LAS VEGAS (AP) - The son of a rural Nevada cattle rancher was freed from federal custody Monday, a day after Bureau of Land Management police arrested him amid a long-running family dispute with the government over cattle grazing in remote rangeland northeast of Las Vegas.
Dave Bundy, 37, was taken into custody over the weekend after the agency closed the federally controlled land and started rounding up the cows his father says are entitled to graze there. The BLM said the animals are trespassing.
The dispute is the latest in a battle that has raged for years about federal management of resources and wilderness throughout the West. In the 1970s and ’80s, the Sagebrush Rebellion pitted Nevada ranchers against the government over land ownership rights. Roundups of wild horses have drawn much of the attention in recent years.
Dave Bundy was issued a court summons on criminal charges that he refused to disperse and resisted officers, said Natalie Collins, spokeswoman for the U.S. attorney’s office in Las Vegas. His court date wasn’t immediately announced.
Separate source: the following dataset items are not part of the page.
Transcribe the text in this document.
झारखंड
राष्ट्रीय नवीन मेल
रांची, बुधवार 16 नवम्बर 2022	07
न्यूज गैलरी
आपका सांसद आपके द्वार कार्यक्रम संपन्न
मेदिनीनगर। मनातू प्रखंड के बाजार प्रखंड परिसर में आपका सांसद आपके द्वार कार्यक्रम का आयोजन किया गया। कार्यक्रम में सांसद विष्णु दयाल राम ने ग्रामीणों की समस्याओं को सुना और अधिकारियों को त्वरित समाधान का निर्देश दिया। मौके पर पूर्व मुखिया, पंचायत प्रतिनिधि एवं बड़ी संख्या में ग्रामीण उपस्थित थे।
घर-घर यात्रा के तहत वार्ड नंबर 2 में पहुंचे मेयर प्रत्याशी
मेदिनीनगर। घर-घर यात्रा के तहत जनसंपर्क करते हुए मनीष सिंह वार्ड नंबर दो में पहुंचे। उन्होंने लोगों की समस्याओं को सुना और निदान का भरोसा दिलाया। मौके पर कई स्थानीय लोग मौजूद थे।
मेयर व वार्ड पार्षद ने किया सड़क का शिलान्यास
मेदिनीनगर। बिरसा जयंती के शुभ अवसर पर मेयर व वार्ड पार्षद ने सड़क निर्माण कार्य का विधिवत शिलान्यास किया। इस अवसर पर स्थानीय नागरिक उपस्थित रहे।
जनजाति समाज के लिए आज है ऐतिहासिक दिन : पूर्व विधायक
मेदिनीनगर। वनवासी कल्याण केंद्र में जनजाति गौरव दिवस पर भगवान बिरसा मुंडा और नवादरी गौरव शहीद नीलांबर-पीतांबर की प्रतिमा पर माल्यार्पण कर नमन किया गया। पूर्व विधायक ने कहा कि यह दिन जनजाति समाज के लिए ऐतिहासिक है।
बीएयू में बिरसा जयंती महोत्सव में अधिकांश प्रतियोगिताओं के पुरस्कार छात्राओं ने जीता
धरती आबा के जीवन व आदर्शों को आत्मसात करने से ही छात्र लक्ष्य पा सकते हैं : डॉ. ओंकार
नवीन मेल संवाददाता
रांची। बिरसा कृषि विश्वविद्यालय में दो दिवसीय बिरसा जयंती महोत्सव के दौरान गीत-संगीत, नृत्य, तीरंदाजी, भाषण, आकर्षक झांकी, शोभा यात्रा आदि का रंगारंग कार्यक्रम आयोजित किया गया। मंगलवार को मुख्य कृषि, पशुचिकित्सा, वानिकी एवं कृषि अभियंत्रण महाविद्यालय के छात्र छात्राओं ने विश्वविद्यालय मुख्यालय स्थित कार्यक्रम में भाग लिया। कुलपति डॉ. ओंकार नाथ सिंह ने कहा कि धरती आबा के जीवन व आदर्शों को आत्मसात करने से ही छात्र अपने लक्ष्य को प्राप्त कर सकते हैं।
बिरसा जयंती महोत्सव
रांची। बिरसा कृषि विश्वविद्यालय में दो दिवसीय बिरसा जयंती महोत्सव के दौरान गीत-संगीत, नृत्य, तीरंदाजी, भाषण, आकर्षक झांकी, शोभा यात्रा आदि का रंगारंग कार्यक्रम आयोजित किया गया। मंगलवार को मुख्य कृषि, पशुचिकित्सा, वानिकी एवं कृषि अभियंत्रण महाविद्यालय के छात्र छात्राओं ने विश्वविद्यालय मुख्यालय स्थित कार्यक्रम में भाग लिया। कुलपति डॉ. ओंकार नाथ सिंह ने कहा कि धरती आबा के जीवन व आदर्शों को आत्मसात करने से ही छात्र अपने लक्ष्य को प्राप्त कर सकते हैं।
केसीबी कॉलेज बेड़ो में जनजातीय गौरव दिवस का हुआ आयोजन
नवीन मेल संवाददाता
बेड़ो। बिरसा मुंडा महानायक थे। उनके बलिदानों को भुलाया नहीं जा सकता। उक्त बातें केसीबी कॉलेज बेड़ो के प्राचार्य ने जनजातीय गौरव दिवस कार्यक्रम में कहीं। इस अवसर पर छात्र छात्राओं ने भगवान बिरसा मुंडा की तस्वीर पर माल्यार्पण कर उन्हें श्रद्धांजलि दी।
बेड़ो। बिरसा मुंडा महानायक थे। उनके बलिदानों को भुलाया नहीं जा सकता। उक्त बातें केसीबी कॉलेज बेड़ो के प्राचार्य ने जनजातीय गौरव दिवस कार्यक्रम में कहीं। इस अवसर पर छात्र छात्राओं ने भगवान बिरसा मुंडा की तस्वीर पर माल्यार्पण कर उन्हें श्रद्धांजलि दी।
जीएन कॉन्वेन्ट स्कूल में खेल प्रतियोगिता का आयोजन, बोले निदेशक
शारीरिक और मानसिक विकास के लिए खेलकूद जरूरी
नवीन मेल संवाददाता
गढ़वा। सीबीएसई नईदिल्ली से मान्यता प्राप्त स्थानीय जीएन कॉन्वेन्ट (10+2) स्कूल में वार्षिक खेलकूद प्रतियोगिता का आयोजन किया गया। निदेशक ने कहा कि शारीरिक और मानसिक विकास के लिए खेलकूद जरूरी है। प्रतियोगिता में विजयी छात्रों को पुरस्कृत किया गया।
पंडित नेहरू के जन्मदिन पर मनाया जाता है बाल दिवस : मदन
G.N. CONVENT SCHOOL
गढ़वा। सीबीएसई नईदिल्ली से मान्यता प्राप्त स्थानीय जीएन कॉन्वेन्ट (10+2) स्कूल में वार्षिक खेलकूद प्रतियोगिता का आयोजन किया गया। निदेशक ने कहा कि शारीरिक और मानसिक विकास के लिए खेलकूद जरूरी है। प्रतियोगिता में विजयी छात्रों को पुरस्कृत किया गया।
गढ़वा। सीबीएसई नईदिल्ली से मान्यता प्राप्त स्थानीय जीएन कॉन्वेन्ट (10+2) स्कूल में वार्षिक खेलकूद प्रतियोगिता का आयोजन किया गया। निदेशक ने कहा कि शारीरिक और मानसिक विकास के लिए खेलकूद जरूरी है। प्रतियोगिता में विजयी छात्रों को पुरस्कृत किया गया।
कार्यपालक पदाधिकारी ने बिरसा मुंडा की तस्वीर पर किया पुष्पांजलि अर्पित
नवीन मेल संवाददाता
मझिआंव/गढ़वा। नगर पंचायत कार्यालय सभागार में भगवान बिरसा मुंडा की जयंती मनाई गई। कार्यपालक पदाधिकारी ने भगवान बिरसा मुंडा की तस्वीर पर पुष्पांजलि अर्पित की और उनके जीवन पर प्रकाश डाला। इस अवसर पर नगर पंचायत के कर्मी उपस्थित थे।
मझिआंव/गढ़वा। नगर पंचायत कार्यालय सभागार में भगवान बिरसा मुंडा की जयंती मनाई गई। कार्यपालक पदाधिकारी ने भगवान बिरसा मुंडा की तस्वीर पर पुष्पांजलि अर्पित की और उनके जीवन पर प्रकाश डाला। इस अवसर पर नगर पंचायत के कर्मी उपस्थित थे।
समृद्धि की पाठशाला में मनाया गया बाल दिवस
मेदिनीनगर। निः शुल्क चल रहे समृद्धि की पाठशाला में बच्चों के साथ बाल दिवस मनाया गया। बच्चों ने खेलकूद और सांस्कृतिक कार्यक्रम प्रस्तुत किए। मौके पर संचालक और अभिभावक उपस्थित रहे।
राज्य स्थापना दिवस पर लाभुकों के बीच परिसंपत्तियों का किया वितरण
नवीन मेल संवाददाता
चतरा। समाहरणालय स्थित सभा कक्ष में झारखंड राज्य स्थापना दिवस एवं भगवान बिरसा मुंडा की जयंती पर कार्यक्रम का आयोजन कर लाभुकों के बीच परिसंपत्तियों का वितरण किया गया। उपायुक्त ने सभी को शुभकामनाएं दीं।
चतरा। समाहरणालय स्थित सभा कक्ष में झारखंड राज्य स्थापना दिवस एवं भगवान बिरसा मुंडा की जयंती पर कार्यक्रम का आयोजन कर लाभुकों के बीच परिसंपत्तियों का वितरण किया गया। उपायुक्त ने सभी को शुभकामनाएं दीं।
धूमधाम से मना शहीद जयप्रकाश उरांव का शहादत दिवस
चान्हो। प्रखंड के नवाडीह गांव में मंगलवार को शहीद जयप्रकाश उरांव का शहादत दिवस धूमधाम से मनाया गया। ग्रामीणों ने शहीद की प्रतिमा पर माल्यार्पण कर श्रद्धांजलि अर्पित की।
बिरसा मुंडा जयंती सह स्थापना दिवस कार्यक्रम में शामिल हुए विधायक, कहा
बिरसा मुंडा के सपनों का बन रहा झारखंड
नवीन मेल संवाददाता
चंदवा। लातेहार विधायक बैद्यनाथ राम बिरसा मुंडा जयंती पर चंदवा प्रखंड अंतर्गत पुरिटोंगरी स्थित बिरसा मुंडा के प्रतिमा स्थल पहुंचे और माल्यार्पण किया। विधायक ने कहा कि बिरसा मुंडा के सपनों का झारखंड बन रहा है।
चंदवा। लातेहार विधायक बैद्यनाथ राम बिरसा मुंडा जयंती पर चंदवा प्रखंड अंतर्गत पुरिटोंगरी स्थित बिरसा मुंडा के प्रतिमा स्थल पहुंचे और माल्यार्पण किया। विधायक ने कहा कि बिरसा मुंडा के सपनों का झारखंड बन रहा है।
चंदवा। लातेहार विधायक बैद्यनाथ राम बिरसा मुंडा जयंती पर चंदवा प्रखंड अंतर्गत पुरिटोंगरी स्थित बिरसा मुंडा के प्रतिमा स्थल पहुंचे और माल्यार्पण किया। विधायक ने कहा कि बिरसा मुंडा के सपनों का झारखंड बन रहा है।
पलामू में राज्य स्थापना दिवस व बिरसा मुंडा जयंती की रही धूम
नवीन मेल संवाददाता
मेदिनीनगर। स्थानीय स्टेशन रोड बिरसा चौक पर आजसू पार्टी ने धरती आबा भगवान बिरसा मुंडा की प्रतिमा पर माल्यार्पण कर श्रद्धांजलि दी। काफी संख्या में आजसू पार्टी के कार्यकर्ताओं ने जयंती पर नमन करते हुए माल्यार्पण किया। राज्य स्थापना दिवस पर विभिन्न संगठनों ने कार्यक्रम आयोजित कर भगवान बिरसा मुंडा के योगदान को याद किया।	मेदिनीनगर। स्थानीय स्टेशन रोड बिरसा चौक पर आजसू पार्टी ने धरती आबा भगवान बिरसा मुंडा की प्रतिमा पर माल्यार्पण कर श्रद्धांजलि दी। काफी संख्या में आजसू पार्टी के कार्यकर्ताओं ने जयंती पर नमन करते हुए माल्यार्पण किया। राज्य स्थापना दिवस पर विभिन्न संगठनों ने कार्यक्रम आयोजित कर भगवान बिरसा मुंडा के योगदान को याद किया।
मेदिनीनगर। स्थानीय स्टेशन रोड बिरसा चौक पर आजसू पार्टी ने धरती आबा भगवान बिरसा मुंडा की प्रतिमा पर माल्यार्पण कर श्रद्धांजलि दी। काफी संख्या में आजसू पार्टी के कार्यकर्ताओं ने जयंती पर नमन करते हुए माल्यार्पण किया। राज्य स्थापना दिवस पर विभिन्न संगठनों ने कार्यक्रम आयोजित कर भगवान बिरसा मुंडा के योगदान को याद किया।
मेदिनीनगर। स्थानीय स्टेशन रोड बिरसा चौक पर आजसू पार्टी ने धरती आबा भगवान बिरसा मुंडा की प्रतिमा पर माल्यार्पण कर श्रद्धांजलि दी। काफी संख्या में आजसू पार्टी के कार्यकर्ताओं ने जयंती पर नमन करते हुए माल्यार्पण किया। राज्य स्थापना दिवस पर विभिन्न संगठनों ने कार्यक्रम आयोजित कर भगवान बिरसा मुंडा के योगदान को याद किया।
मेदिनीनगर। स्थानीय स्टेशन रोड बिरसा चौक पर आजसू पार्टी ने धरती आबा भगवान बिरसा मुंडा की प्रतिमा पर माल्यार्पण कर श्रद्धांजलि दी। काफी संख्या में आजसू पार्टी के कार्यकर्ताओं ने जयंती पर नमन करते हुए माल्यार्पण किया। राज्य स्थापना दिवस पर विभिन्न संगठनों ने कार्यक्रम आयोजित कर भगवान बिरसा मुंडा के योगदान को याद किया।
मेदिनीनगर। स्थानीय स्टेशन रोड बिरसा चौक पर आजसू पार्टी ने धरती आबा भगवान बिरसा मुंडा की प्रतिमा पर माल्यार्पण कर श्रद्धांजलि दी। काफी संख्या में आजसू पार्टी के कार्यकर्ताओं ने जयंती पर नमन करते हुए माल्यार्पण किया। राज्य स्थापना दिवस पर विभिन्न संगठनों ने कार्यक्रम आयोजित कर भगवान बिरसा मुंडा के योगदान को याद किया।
His mother, Carol Bundy, said her son was beaten by agents after his arrest Sunday on State Route 170 between Mesquite and Bunkerville. The BLM and National Park Service didn’t respond to questions about the beating allegation.
Carol Bundy and Park Service spokeswoman Christie Vanover said about 100 protesters rallied Monday against the BLM roundup of cattle that Bundy’s father, Cliven Bundy, says belong to him. The elder Bundy estimates he owns about 500 animals.
“We’re under martial law,” Carol Bundy declared, adding that the family intended “to stand until the cows come home.”
BLM spokeswoman Kirsten Cannon said agents on Saturday and Sunday rounded up 134 of an estimated 900 trespassing cattle in a vast 1,200-square-mile area of rangeland northeast of Las Vegas and the Lake Mead National Recreation Area.
Cannon said the roundup was a last resort and blamed Cliven Bundy for “inflammatory statements,” including vows to fight and characterizations of the cow removal as a range war.
“Mr. Bundy has been in trespass on public lands for more than 20 years,” the BLM official said.
She added that he owes the federal government some $1.1 million in unpaid grazing fees.
Cannon and Vanover declined to say what would become of the animals.
The rangeland, a scenic but harsh area stretching east of the Virgin River and west of the Arizona state line, is about half the size of the state of Delaware. It is dotted with mesquite, yucca, dry brown cheatgrass and stunning rock formations and is controlled by the BLM and Park Service.
The bureau last week announced the area would be closed through May 12 while contractors conduct the roundup using helicopters, vehicles and temporary pens. Cannon said the agency paid the contractors $966,000.
Cliven Bundy, a descendant of Mormons who settled in Bunkerville more than 140 years ago, claims an inherent right to graze the area and casts the conflict as a states’ rights issue. He said he doesn’t recognize federal authority on land that he insists belongs to Nevada.
His dispute with the government dates to 1993, when land managers cited concern for the federally protected desert tortoise and capped Bundy’s herd at 150 animals on his 158,666-acre Bunkerville allotment of rangeland.
Bundy protested by withholding his monthly grazing fees and kept using the range. The BLM canceled his grazing permit in 1994. A federal court in 1998 ordered him to remove the animals, and federal authorities in 1999 officially closed the Bunkerville allotment to cattle.
Conservationists say the cows eat scarce forage needed by wildlife including the tortoise and horses.
Federal officials tried to round up Bundy’s livestock two years ago, but he refused to budge.
Since then, he has lost two federal court rulings - and a judge last October prohibited him from physically interfering with any seizure or roundup operation.